Water quality topic of UT environmental lecture Sept. 23

September 22, 2015 | Events, UToday, Natural Sciences and Mathematics
By Lindsay Mahaney



A talk this week will focus on a Toledo hot-button issue: water quality.

The University of Toledo’s Esteemed Speaker Series will feature Ohio State University Professor Brent Sohngen Wednesday, Sept. 23, at 4 p.m. in Bowman-Oddy Laboratories Room 1045.

Sohngen

Sohngen

The free, public talk, “Do Agricultural Conservation Programs Reduce Nutrients in Watersheds?” will focus on the efficiency, or lack thereof, of current management practices on reducing phosphorus run-off from agriculture into Lake Erie, said Dr.

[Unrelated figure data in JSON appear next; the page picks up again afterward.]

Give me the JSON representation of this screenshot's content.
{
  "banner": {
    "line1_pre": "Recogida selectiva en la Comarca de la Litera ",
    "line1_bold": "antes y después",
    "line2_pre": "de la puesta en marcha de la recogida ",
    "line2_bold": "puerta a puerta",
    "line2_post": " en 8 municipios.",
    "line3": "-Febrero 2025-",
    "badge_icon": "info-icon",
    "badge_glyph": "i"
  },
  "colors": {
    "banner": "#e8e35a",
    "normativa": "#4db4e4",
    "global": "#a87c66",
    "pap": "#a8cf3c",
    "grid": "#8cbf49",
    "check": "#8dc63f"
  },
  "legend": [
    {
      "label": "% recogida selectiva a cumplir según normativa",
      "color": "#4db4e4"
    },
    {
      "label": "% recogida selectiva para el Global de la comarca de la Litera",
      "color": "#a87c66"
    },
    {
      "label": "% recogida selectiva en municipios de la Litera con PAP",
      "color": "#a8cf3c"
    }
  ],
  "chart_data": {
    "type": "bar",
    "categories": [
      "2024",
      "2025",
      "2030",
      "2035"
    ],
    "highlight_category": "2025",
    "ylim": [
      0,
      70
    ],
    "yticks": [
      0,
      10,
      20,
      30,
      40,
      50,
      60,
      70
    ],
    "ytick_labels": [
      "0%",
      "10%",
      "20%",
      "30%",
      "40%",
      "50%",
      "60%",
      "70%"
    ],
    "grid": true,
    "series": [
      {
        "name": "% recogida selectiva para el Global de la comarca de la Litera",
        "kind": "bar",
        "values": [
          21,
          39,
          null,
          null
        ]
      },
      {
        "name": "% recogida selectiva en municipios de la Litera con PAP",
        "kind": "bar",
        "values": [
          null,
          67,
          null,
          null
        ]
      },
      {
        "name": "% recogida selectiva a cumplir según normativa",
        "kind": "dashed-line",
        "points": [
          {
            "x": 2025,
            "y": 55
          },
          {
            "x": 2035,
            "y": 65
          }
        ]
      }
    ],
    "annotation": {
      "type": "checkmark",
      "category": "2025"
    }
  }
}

Scott Heckathorn, UT professor of environmental science.

“High levels of phosphorous in Lake Erie are the main cause of algal blooms, which can affect drinking water quality for cities like Toledo that obtain their water from the lake, and the biggest source of excess phosphorous in Lake Erie derives from agricultural run-off,” he said.

Sohngen is a professor of environmental economics at Ohio State. His research focuses on land use and climate change, carbon trading, and water quality trading. He wrote sections of the 2001 and 2007 Intergovernmental Panel on Climate Change reports on the impacts of climate change on forests and agriculture, and on the potential for carbon sequestration in forests.